Уже тяжело больной, он отмечал свое шестидесятилетие. Гостей было много, а он всегда был рад им. Но самую большую радость доставил ему сын, «Коля маленький». Он отчеканил серебряную юбилейную медаль с глазковским барельефом, и Николай Иванович на протяжении всего вечера то прятал ее в карман халата, то снова вынимал и просто держал в зажатом кулаке.

Время болезни оказалось удивительно продуктивным в его творчестве. Слабеющий на глазах, он не отрывался от письменного стола. Больным он написал пьесу, большие циклы стихов «Объяснения в любви» и «Самоцветы». Сколько блеска и остроумия в «Объяснениях» тяжело больного Глазкова! И масса стихов. Их он сочинял ночью, а днем только записывал. Я спросил, было ли так прежде, он ответил: «Прежде ночью я спал». — «Как выдерживаешь ты каждодневную и неотрывную работу?» — «Иначе нельзя, Сереженька. Без работы умру».

Еще совсем недавно он, в крайнем случае, сказал бы «помру».

Шестьдесят первую годовщину Николая Глазкова мы отмечали уже без него. Его друг, поэт Евгений Ильин, сказал: «Как много мы у него не спросили!». Да, много. Многое мы упустили в своих рассказах о нем. Но остались стихи. В них — все о Глазкове.

Андрей Попов Здравствуй, Коля!

Как быстро летит время. Уже десять лет, как тебя нет с нами… И вот сейчас мы вновь вместе, чтобы вспомнить прожитое и пережитое. Не знаю, как другим, а мне от этого и радостно и грустно. Радостно потому, что тебя не забыли и по-прежнему ценят и любят многие. И грустно, так как воспоминания всегда порождают запоздалые сомнения и сожаления о совершенных или, наоборот, несовершенных поступках, о том, что следовало бы сделать и сказать, и о том, что было сделано и сказано в жизни. Особенно остро чувствуешь это, когда предаешься воспоминаниям о своем детстве и юношестве уже в преклонном возрасте. Сопоставление мира иллюзий с суровой реальностью всегда болезненно и горько. А именно это мне и предстоит сделать…

Более полувека назад, точнее — 1 сентября 1927 года, мы впервые встретились с Колей на пороге неведомого доселе для нас, таинственно-загадочного и поэтому заманчиво-притягательного школьного мира…
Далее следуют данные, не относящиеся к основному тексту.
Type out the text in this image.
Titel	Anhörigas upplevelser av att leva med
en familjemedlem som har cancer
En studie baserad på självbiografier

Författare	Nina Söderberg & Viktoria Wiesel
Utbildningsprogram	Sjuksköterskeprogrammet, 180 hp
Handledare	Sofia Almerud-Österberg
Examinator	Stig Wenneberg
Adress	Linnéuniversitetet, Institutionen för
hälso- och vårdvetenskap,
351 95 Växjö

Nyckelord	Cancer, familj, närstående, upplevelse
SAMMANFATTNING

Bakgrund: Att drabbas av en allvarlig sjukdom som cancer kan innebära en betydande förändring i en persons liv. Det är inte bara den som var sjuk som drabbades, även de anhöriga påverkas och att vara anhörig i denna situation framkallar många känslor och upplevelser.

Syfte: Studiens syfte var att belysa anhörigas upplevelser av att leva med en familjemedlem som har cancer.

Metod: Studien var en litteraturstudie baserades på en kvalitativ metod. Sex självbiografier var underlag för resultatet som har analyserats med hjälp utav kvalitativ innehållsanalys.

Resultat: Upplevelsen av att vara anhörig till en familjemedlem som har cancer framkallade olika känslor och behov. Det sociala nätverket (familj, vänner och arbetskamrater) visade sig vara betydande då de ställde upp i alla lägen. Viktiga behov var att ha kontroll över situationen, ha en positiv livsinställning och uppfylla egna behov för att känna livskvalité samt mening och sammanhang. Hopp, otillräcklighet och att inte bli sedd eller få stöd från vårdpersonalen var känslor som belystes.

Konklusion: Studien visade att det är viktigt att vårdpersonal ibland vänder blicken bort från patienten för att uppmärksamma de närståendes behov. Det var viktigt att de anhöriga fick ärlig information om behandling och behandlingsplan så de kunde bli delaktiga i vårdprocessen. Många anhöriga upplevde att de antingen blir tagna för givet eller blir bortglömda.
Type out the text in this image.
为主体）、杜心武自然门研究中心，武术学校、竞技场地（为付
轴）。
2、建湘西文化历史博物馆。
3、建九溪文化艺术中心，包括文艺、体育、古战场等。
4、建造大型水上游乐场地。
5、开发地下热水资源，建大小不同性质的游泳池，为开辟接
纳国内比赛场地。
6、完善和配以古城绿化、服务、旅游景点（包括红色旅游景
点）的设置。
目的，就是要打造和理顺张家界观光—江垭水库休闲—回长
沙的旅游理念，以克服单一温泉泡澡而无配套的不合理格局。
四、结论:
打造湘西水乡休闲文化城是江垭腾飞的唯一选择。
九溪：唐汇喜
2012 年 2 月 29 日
Среди нескольких десятков первоклашек, собравшихся во дворе школы, он выделялся аккуратно отглаженными новыми штанишками и белой рубашечкой. А я, наоборот, привлек внимание нашей будущей учительницы перешитыми из материнской юбки заплатанными штанами, которые по дороге из дома успел уже испачкать едко-зеленой масляной краской, не удержавшись от соблазна пролезть между металлическими прутьями недавно перекрашенных железных ворот, вместо того чтобы пройти через находившуюся в нескольких шагах от них открытую калитку. Впоследствии, узнав об этом, Коля прокомментировал мое неразумное поведение словами Владимира Маяковского: «…где, когда, какой великий выбирал путь, чтобы протоптанней и легше?..» Но, по всей вероятности, не только наш внешний облик, а и внутреннее состояние заинтересовали учительницу. В отличие от него, стоявшего немного в стороне ото всех ребят и бросавшего растерянные взгляды в сторону группы родителей, бабушек и дедушек, среди которых находилась и его мама, я чувствовал себя совершенно свободно и уже затеял спор, готовый перейти в драку, с двумя мальчиками, один из которых жил в нашем доме и всегда обыгрывал меня в фантики. Поэтому, когда прозвенел звонок и всех стали выстраивать парами, учительница поставила нас с Колей рядом, по всей вероятности исходя при этом из высших педагогических принципов о возможном сочетании диаметрально противоположных личностей с целью их последующего благотворного влияния друг на друга.

Так, взявшись за руки, мы переступили порог школы, вошли в 1-й «А» класс, сели за одну парту, а потом многие годы прошагали вместе, хотя и шли порою разными путями, и жизнь сложилась у нас по-разному… Но даже когда мы долго не виделись, то, встретясь вновь, говорили так, как будто только вчера расстались и всегда понимали друг друга с полуслова, несмотря на различие интересов, взглядов и отношения к окружающей действительности.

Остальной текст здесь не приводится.